Each of the pilots are provided an automobile and various functions are held throughout the week for organizers, pilots and other members of the community.

Greg Peterson and Nadim AbuHaidar brought their Extra Edge Air Show to Tucucmari for the first time. In the performance, Peterson, flying the Extra 300L and AbuHaidar in the Edge 540 coordinated their stunts, often crossing each other close enough that at ground level it appears a disaster was narrowly avoided.

The two business partners are part owners of OK3AIR, an aviation company in Salt Lake City. AbuHaidar, a graduate of George Washington University and Peterson, a business degree holder from Indiana University, fly in air shows to promote their business, not to make a living. They said the mid-week air shows are tough to attend because of their work schedules, but they were impressed with the event.

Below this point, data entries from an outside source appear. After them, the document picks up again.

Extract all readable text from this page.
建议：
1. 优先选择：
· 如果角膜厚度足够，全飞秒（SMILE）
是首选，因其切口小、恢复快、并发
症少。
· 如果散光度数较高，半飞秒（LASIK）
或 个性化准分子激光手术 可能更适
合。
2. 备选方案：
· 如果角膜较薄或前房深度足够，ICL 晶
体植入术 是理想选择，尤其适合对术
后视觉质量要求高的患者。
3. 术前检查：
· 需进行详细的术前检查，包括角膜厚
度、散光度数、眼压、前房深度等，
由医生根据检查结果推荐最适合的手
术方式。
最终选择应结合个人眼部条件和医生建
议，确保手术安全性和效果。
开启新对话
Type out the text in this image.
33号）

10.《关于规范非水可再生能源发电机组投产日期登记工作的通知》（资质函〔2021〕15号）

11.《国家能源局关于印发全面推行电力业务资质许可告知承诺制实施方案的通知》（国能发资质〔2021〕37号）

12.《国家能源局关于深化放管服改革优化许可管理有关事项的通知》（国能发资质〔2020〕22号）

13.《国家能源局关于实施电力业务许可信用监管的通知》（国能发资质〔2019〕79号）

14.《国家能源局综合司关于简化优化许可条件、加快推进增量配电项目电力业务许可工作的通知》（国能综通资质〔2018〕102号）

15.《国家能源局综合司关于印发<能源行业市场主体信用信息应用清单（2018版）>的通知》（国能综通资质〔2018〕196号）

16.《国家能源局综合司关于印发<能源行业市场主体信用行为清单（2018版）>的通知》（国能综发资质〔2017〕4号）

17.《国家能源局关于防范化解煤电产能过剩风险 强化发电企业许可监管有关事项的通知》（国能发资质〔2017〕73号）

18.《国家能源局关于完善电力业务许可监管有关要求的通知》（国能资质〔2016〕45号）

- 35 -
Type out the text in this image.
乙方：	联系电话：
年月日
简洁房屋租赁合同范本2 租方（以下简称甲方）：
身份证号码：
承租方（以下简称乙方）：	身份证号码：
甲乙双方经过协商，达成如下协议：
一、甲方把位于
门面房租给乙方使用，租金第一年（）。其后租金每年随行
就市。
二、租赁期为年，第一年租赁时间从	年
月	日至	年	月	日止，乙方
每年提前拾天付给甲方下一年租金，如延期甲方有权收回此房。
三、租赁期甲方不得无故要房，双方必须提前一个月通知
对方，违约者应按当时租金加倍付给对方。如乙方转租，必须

“The people that put it on are really very nice and it’s actually very professionally run,” Peterson said. “The people here are really nice people, so it is a nice show to come to.”

The loudest jet at the show was the F-18, which closed the show as part of the Navy Legacy Flight. The top-line fighter jet had the announcer warning the kids to hold their ears as it prepared to pass over the crowd. After the jet landed, pilot Mike DePalma signed autographs and posed for pictures. The Manhattan, N.Y. native was visiting Tucumcari for the first time, he said he cruised Route 66 Tuesday night.

“I like the town, it is interesting to say the least,” he said. “I would recommend it to my buddies who take over for me, it is a great time and people here are very down to earth.”